The Red Sox, Rangers and Phillies are all struggling this season but for different reasons, and Nick Cafardo of the Boston Globe touches on each team’s situation in his weekly Sunday notes column. Boston’s young talent (as either lineup upgrades or trade chips) puts them “in the best shape” according to one AL executive, while Rangers GM Jon Daniels intends to address his team’s injury-riddled rotation at the deadline. Philadelphia seems to be in the toughest shape of the three given that they both have a number of hard-to-move expensive veterans on the roster, plus Jimmy Rollins and Chase Utley haven’t seemed willing to waive their no-trade clauses.
Here’s some more from Cafardo’s latest…
- The Red Sox have received some calls about Mike Napoli. The first baseman has spent some time on the DL this year but is still hitting .265/.386/.432 with 10 homers in 316 PA. The two-year, $32MM contract that Napoli signed last winter carries some limited no-trade protection.
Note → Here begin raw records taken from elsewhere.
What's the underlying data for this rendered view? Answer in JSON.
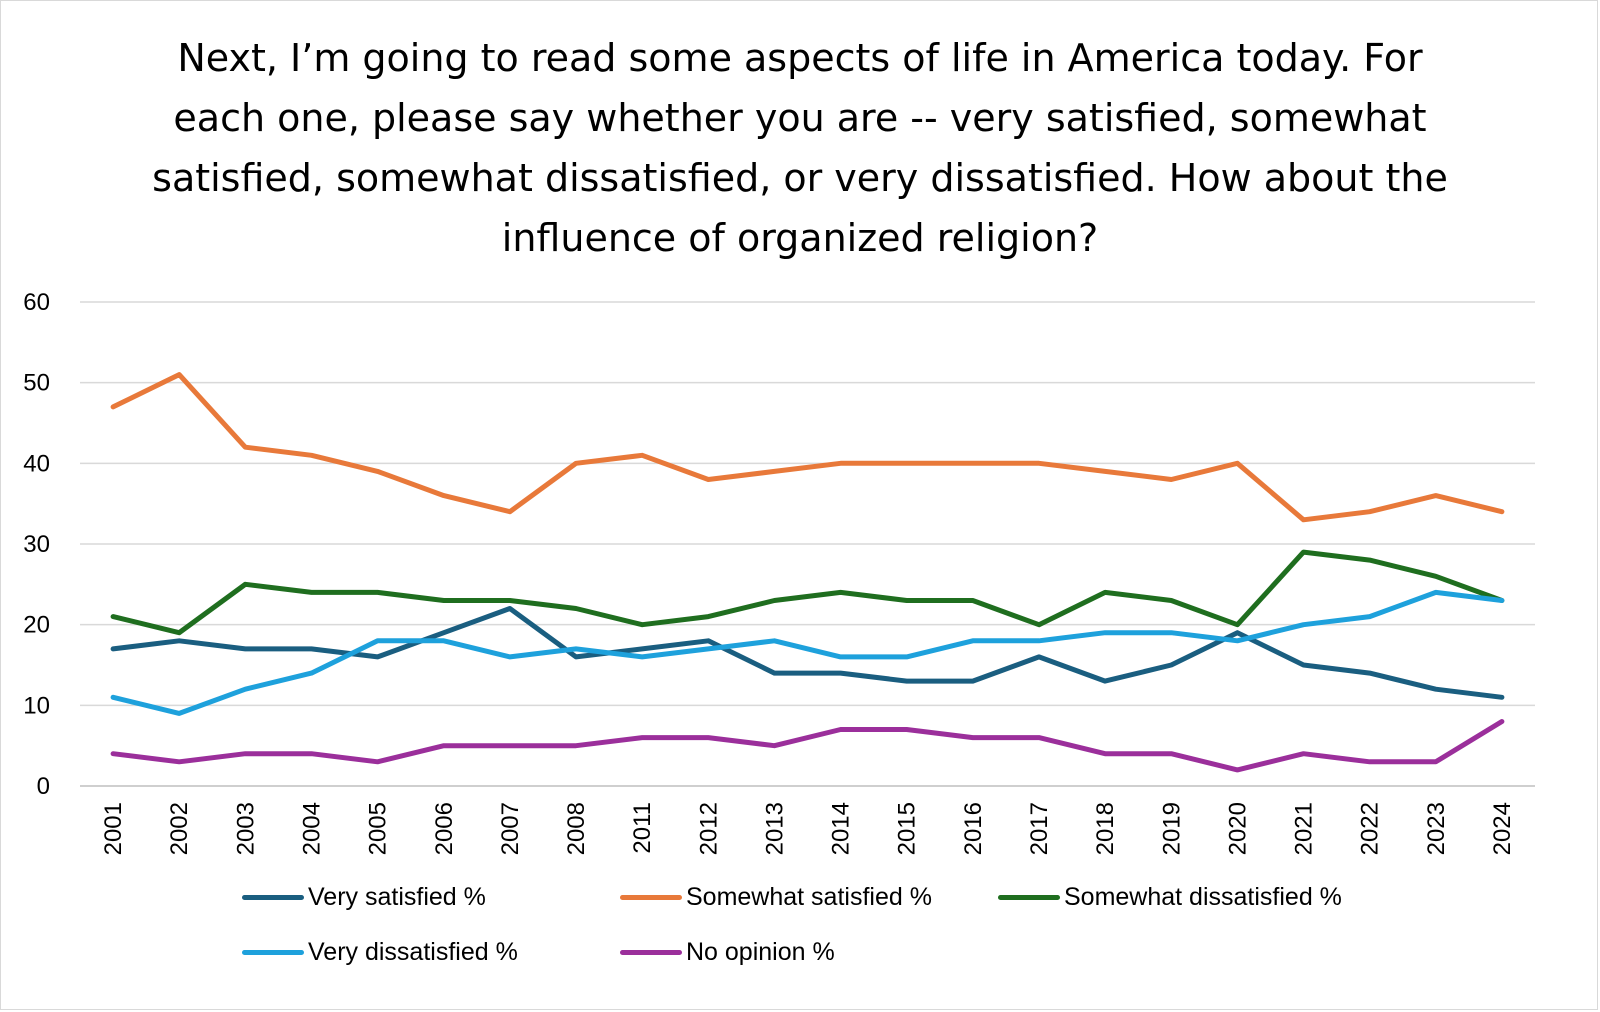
{
  "chart_data": {
    "type": "line",
    "title": "Next, I’m going to read some aspects of life in America today. For each one, please say whether you are -- very satisfied, somewhat satisfied, somewhat dissatisfied, or very dissatisfied. How about the influence of organized religion?",
    "xlabel": "",
    "ylabel": "",
    "ylim": [
      0,
      60
    ],
    "yticks": [
      0,
      10,
      20,
      30,
      40,
      50,
      60
    ],
    "grid": true,
    "legend_position": "bottom",
    "categories": [
      "2001",
      "2002",
      "2003",
      "2004",
      "2005",
      "2006",
      "2007",
      "2008",
      "2011",
      "2012",
      "2013",
      "2014",
      "2015",
      "2016",
      "2017",
      "2018",
      "2019",
      "2020",
      "2021",
      "2022",
      "2023",
      "2024"
    ],
    "series": [
      {
        "name": "Very satisfied %",
        "color": "#1a5e80",
        "values": [
          17,
          18,
          17,
          17,
          16,
          19,
          22,
          16,
          17,
          18,
          14,
          14,
          13,
          13,
          16,
          13,
          15,
          19,
          15,
          14,
          12,
          11
        ]
      },
      {
        "name": "Somewhat satisfied %",
        "color": "#e8793a",
        "values": [
          47,
          51,
          42,
          41,
          39,
          36,
          34,
          40,
          41,
          38,
          39,
          40,
          40,
          40,
          40,
          39,
          38,
          40,
          33,
          34,
          36,
          34
        ]
      },
      {
        "name": "Somewhat dissatisfied %",
        "color": "#1f6e1f",
        "values": [
          21,
          19,
          25,
          24,
          24,
          23,
          23,
          22,
          20,
          21,
          23,
          24,
          23,
          23,
          20,
          24,
          23,
          20,
          29,
          28,
          26,
          23
        ]
      },
      {
        "name": "Very dissatisfied %",
        "color": "#1ea1dc",
        "values": [
          11,
          9,
          12,
          14,
          18,
          18,
          16,
          17,
          16,
          17,
          18,
          16,
          16,
          18,
          18,
          19,
          19,
          18,
          20,
          21,
          24,
          23
        ]
      },
      {
        "name": "No opinion %",
        "color": "#9b2f9b",
        "values": [
          4,
          3,
          4,
          4,
          3,
          5,
          5,
          5,
          6,
          6,
          5,
          7,
          7,
          6,
          6,
          4,
          4,
          2,
          4,
          3,
          3,
          8
        ]
      }
    ]
  }
}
Though Napoli’s bat makes him an attractive commodity, I’d be surprised to see the Sox move him given their own need for power hitting both this season and beyond.
- A recent Marlins slump led to a renewed series of calls about Giancarlo Stanton, and Miami GM Dan Jennings again reiterated that Stanton isn’t for sale. Cafardo notes that the Stanton trade rumors won’t die down until he signs a big extension with the Marlins, something that seemed unlikely two offseasons ago when he was upset by the club’s fire sale trade with the Blue Jays. Now, however, Jennings says, “I think some things have changed for Giancarlo. He’s taken a leadership role here. He knows we’re serious about winning and how much we want him to be part of that. He’s seen the team come together and the young talent developing around him.”
- Jennings told Cafardo on Friday that the Marlins would look to be trade deadline buyers if they were within five or six games of the NL East lead going into the All-Star break, and the GM was meeting with owner Jeffrey Loria this weekend. Miami sits 6.5 games behind the tied Nationals and Braves heading into today’s action.
- It seems unlikely that the Rockies will deal Troy Tulowitzki or Carlos Gonzalez since owner Charles Monfort feels moving either star would negatively hurt Colorado’s ticket sales and TV ratings. “Monfort centers everything around Tulo and Cargo,” a Major League source tells Cafardo. Dick Monfort, the other half of the club’s ownership team, recently said there were no plans to deal wither Tulowitzki or Gonzalez.